Ohne Schuld zu einer Strafsteuer verdonnert
Weil das Finanzamt die Steuererklärung genau prüfte, kam es zu einer Verzögerung, für die dem Bürger 125 Euro Verzugszinsen berechnet wurden.
Unsere Leser, ein Ehepaar, sind beim selben Arbeitgeber beschäftigt. Im Jahr 2005 kam es zu einer Sonderzahlung. Die Betroffenen wussten, dass das auch steuerliche Konsequenzen haben werde: Sie rechneten also mit einer Nachzahlung.

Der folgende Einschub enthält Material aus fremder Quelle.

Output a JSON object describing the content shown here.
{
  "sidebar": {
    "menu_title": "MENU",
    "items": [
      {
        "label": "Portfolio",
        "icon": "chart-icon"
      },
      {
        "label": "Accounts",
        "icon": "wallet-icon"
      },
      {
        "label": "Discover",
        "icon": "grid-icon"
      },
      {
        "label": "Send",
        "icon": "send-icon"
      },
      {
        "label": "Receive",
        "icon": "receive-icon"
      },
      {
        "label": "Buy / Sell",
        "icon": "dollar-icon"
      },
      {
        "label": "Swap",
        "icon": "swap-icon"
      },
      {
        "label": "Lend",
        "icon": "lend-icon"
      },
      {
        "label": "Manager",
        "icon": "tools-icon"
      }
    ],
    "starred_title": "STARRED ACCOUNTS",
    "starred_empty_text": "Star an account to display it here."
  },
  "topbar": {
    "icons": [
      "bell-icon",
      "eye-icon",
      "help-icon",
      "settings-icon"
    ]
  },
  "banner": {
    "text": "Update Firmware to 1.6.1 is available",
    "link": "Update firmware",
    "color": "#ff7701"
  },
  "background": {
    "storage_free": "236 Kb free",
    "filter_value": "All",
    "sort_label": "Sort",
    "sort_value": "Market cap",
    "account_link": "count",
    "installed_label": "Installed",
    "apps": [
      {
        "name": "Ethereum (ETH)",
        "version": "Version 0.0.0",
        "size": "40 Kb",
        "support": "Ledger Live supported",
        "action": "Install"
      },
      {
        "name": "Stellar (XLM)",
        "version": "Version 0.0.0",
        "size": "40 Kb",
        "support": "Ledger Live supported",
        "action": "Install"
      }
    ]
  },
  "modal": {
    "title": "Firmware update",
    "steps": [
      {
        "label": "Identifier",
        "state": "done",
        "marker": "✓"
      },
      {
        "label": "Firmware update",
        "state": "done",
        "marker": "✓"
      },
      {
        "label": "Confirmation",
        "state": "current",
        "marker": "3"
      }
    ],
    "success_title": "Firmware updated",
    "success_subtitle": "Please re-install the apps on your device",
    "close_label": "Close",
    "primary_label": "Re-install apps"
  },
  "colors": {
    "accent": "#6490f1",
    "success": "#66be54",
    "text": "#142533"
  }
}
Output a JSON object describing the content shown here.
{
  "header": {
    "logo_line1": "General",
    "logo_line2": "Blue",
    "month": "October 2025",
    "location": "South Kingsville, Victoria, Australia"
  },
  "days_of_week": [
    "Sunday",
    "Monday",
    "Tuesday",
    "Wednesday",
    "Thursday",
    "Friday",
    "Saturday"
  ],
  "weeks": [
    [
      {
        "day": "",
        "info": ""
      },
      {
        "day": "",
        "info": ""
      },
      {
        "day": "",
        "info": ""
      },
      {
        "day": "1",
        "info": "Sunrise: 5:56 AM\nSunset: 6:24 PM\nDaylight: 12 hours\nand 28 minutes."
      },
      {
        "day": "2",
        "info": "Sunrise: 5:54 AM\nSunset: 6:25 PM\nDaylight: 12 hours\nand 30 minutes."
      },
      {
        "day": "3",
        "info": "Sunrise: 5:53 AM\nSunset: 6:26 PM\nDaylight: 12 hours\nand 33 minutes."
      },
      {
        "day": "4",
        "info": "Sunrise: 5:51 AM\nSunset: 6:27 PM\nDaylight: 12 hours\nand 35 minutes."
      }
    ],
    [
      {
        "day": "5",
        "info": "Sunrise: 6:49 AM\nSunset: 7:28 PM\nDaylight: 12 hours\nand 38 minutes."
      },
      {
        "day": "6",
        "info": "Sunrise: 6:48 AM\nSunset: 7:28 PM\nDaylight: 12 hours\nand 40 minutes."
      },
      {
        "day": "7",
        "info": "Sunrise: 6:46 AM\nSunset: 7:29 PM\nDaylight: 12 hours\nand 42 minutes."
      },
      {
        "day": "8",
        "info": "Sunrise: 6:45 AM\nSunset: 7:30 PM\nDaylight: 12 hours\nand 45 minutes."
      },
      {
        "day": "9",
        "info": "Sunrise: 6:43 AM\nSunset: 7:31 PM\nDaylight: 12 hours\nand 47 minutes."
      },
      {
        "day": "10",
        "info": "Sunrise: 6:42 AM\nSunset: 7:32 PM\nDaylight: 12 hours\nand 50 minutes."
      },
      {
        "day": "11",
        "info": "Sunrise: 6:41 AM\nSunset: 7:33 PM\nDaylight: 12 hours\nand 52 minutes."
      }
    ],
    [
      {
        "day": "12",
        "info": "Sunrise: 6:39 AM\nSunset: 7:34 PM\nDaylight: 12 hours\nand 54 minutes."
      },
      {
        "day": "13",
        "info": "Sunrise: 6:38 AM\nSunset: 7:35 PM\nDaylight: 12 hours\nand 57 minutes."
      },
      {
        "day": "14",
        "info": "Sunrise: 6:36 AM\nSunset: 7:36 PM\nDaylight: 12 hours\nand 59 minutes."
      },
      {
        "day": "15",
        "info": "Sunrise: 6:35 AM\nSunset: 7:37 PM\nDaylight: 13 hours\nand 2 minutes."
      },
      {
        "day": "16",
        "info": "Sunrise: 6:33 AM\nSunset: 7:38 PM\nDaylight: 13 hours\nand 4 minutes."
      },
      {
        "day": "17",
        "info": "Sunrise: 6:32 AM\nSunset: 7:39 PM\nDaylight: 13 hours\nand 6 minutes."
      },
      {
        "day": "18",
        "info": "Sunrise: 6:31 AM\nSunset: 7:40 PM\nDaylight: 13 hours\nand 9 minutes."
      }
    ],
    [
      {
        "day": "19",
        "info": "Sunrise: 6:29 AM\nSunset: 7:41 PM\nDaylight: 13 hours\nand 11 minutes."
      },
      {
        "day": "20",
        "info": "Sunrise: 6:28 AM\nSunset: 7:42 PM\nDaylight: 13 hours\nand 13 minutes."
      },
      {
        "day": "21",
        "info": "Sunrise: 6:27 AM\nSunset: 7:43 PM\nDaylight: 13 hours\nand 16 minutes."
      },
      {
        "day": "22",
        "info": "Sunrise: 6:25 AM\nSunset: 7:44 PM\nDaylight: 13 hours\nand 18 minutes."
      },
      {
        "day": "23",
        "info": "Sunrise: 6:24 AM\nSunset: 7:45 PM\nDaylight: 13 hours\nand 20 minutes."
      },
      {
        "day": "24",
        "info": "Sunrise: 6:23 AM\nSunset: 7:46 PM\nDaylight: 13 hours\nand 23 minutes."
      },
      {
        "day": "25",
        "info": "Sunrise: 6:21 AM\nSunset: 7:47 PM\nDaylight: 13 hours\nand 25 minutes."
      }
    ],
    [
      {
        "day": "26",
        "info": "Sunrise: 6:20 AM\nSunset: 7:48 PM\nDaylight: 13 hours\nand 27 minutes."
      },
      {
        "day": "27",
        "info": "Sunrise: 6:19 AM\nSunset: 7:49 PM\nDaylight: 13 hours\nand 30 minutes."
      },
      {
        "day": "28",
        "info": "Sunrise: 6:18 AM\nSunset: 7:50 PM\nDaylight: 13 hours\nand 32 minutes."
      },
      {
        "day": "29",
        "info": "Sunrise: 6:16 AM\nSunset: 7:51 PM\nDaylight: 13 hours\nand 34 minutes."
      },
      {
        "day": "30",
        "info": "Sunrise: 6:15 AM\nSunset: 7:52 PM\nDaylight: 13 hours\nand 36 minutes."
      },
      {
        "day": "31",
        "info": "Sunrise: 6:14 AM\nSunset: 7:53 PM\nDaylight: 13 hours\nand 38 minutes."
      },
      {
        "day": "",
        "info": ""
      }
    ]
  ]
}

Säumiges Finanzamt. Das Ehepaar reichte daraufhin gleichzeitig im Sommer 2006 die Arbeitnehmerveranlagung ein. Der Bescheid für die Frau wurde sofort erledigt, der des Mannes kam allerdings erst im Dezember. Doch neben der erwarteten Nachforderung wurden dem Steuerzahler 125 Euro an Strafzinsen aufgebrummt. "Was kann mein Mann dafür, wenn das Finanzamt so lange braucht?", konnte die Frau des Betroffenen die Vorgangsweise des Finanzamtes nicht so recht einsehen.
Auch der Betriebsrat hat vorher noch nie etwas von so einer Vorschreibung gehört und zeigte sich "schockiert über diese Art der Geldbeschaffung".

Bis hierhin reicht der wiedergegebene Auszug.